Angela Merice Kusiima, the In-Charge of Reproductive Health Uganda (RHU) Fort Portal, says that while nearly a third of all women in Uganda are becoming mothers during adolescence, it is clear the country is unknowingly ruining the future of young adolescent girls and women.

Kusiima says most adolescent girls are sexually violated by men older than them, meaning their first sexual encounters are not out of their decisions justifying why they need to have routine access to family planning services.

Government commitment

Dr. Richard Mugahi, the assistant commissioner in charge of reproductive and infant health at the Ministry of Health, says the government of Uganda recognizes the role family planning will play in the achievement of Uganda Vision 2040’s target to reduce the population growth rate from 3.2% to 2.4%, which will result in reaping the demographic dividend. He says that this is also in line with Sustainable Development Goal (SDG) Number Three of Good Health and Well-Being.

Uganda, under a plan developed by the Ministry of Health, committed to increasing the modern contraceptive prevalence rate (mCPR) for all women from 30.4% in 2020 to 39.6% by 2025 and reducing the unmet need for family planning from 17% in 2020 to 15% by 2025.

A survey, which was conducted jointly by the Ministry of Health, Uganda Bureau of Statistics (UBOS), and Makerere University School of Public Health in 2022, showed that 15 percent of the women in Uganda can’t access contraceptives.

Globally, in 2021, an estimated 14 percent of adolescent girls and young women gave birth before the age of 20, while in Uganda, 24.8 percent of the women aged between 15 and 19 years have begun childbearing, yet, according to studies, giving birth complications are a primary cause of mortality, with 368 deaths per 100,000 in Uganda (UBOS, 2021) and injury among teenage girls.


Steven Muhenda, the Fort Portal City health educator, says that the city health department is carrying out different strategies to mobilize and sensitize people about the positive impacts of family planning. “We are doing outreach in communities, telling people why they should embrace modern family planning. People think that family planning is about population control. No! It is about having a family that you can effectively provide for.” Muhenda said.
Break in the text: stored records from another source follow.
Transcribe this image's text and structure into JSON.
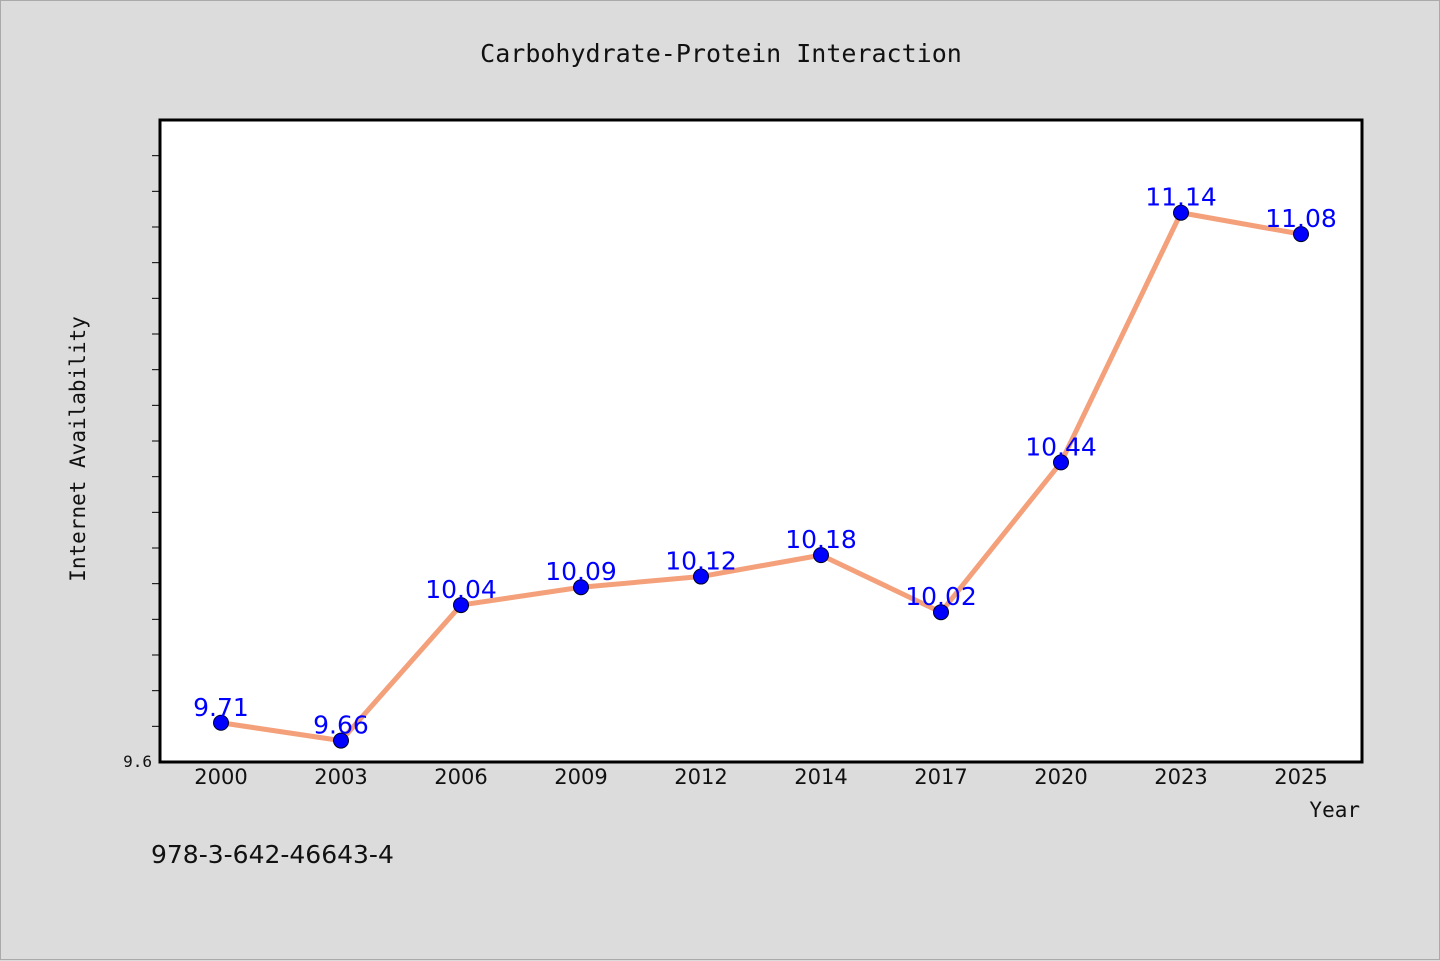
{
  "chart_data": {
    "type": "line",
    "title": "Carbohydrate-Protein Interaction",
    "xlabel": "Year",
    "ylabel": "Internet Availability",
    "categories": [
      "2000",
      "2003",
      "2006",
      "2009",
      "2012",
      "2014",
      "2017",
      "2020",
      "2023",
      "2025"
    ],
    "values": [
      9.71,
      9.66,
      10.04,
      10.09,
      10.12,
      10.18,
      10.02,
      10.44,
      11.14,
      11.08
    ],
    "data_labels": [
      "9.71",
      "9.66",
      "10.04",
      "10.09",
      "10.12",
      "10.18",
      "10.02",
      "10.44",
      "11.14",
      "11.08"
    ],
    "ylim": [
      9.6,
      11.4
    ],
    "y_tick_label": "9.6",
    "grid": false,
    "legend": "none",
    "colors": {
      "line": "#f4a07a",
      "marker": "#0000ff",
      "data_label": "#0000ff",
      "plot_background": "#ffffff",
      "figure_background": "#dcdcdc"
    }
  },
  "footer": {
    "isbn": "978-3-642-46643-4"
  }
}
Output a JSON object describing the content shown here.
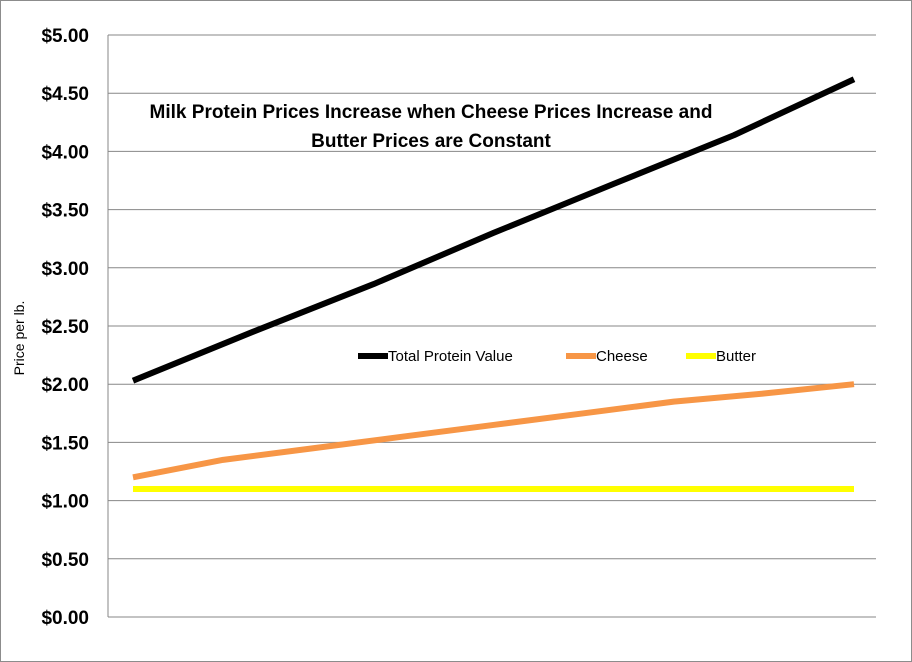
{
  "chart_data": {
    "type": "line",
    "title": "Milk Protein Prices Increase when Cheese Prices Increase and Butter Prices are Constant",
    "title_lines": [
      "Milk Protein Prices Increase when Cheese Prices Increase and",
      "Butter Prices are Constant"
    ],
    "xlabel": "",
    "ylabel": "Price per lb.",
    "ylim": [
      0,
      5
    ],
    "yticks": [
      0,
      0.5,
      1,
      1.5,
      2,
      2.5,
      3,
      3.5,
      4,
      4.5,
      5
    ],
    "ytick_labels": [
      "$0.00",
      "$0.50",
      "$1.00",
      "$1.50",
      "$2.00",
      "$2.50",
      "$3.00",
      "$3.50",
      "$4.00",
      "$4.50",
      "$5.00"
    ],
    "x": [
      1,
      2,
      3,
      4,
      5,
      6,
      7,
      8,
      9
    ],
    "grid": true,
    "legend_position": "center",
    "series": [
      {
        "name": "Total Protein Value",
        "color": "#000000",
        "values": [
          2.03,
          2.45,
          2.86,
          3.3,
          3.72,
          4.14,
          4.62
        ],
        "x": [
          1,
          2.33,
          3.67,
          5,
          6.33,
          7.67,
          9
        ]
      },
      {
        "name": "Cheese",
        "color": "#f79646",
        "values": [
          1.2,
          1.35,
          1.45,
          1.55,
          1.65,
          1.75,
          1.85,
          1.92,
          2.0
        ],
        "x": [
          1,
          2,
          3,
          4,
          5,
          6,
          7,
          8,
          9
        ]
      },
      {
        "name": "Butter",
        "color": "#ffff00",
        "values": [
          1.1,
          1.1
        ],
        "x": [
          1,
          9
        ]
      }
    ]
  }
}
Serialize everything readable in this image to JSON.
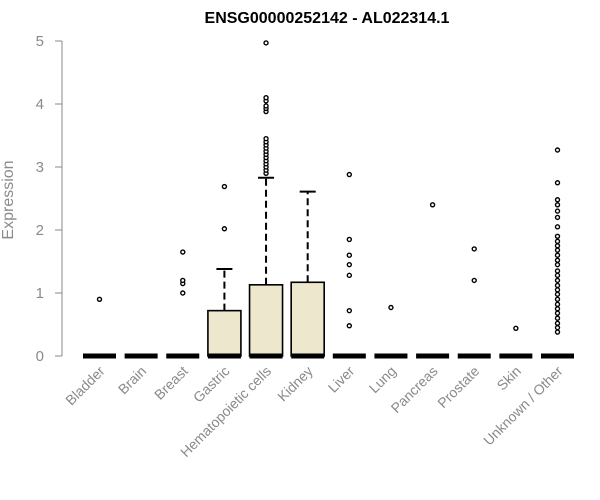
{
  "chart_data": {
    "type": "box",
    "title": "ENSG00000252142 - AL022314.1",
    "xlabel": "",
    "ylabel": "Expression",
    "ylim": [
      0,
      5
    ],
    "yticks": [
      0,
      1,
      2,
      3,
      4,
      5
    ],
    "grid": false,
    "legend": "none",
    "box_fill": "#ede7cd",
    "categories": [
      "Bladder",
      "Brain",
      "Breast",
      "Gastric",
      "Hematopoietic cells",
      "Kidney",
      "Liver",
      "Lung",
      "Pancreas",
      "Prostate",
      "Skin",
      "Unknown / Other"
    ],
    "boxes": [
      {
        "q1": 0,
        "median": 0,
        "q3": 0,
        "whisker_low": 0,
        "whisker_high": 0,
        "outliers": [
          0.9
        ]
      },
      {
        "q1": 0,
        "median": 0,
        "q3": 0,
        "whisker_low": 0,
        "whisker_high": 0,
        "outliers": []
      },
      {
        "q1": 0,
        "median": 0,
        "q3": 0,
        "whisker_low": 0,
        "whisker_high": 0,
        "outliers": [
          1.0,
          1.15,
          1.2,
          1.65
        ]
      },
      {
        "q1": 0,
        "median": 0,
        "q3": 0.72,
        "whisker_low": 0,
        "whisker_high": 1.38,
        "outliers": [
          2.02,
          2.69
        ]
      },
      {
        "q1": 0,
        "median": 0,
        "q3": 1.13,
        "whisker_low": 0,
        "whisker_high": 2.83,
        "outliers": [
          2.9,
          2.95,
          3.0,
          3.05,
          3.1,
          3.15,
          3.2,
          3.25,
          3.3,
          3.35,
          3.4,
          3.45,
          3.88,
          3.93,
          3.97,
          4.05,
          4.1,
          4.97
        ]
      },
      {
        "q1": 0,
        "median": 0,
        "q3": 1.17,
        "whisker_low": 0,
        "whisker_high": 2.61,
        "outliers": []
      },
      {
        "q1": 0,
        "median": 0,
        "q3": 0,
        "whisker_low": 0,
        "whisker_high": 0,
        "outliers": [
          0.48,
          0.72,
          1.28,
          1.45,
          1.6,
          1.85,
          2.88
        ]
      },
      {
        "q1": 0,
        "median": 0,
        "q3": 0,
        "whisker_low": 0,
        "whisker_high": 0,
        "outliers": [
          0.77
        ]
      },
      {
        "q1": 0,
        "median": 0,
        "q3": 0,
        "whisker_low": 0,
        "whisker_high": 0,
        "outliers": [
          2.4
        ]
      },
      {
        "q1": 0,
        "median": 0,
        "q3": 0,
        "whisker_low": 0,
        "whisker_high": 0,
        "outliers": [
          1.2,
          1.7
        ]
      },
      {
        "q1": 0,
        "median": 0,
        "q3": 0,
        "whisker_low": 0,
        "whisker_high": 0,
        "outliers": [
          0.44
        ]
      },
      {
        "q1": 0,
        "median": 0,
        "q3": 0,
        "whisker_low": 0,
        "whisker_high": 0,
        "outliers": [
          0.38,
          0.45,
          0.52,
          0.6,
          0.68,
          0.75,
          0.82,
          0.9,
          0.98,
          1.05,
          1.12,
          1.2,
          1.28,
          1.35,
          1.45,
          1.52,
          1.6,
          1.68,
          1.75,
          1.82,
          1.9,
          2.05,
          2.2,
          2.3,
          2.4,
          2.48,
          2.75,
          3.27
        ]
      }
    ]
  }
}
Dr. Solomon Asiimwe, the Fort Portal City Health Officer (CHO), said that “we are now implementing a multi-sectoral approach that brings on board all stakeholders, like local leaders, civil society organizations, and cultural leaders, to have one voice against misconceptions about family planning.”

Angela Merice Kusiima, the in-charge at the Reproductive Health Uganda Fort Portal, says that they are currently doing outreach programs in different communities to ensure that people can freely access modern family planning methods at a free cost.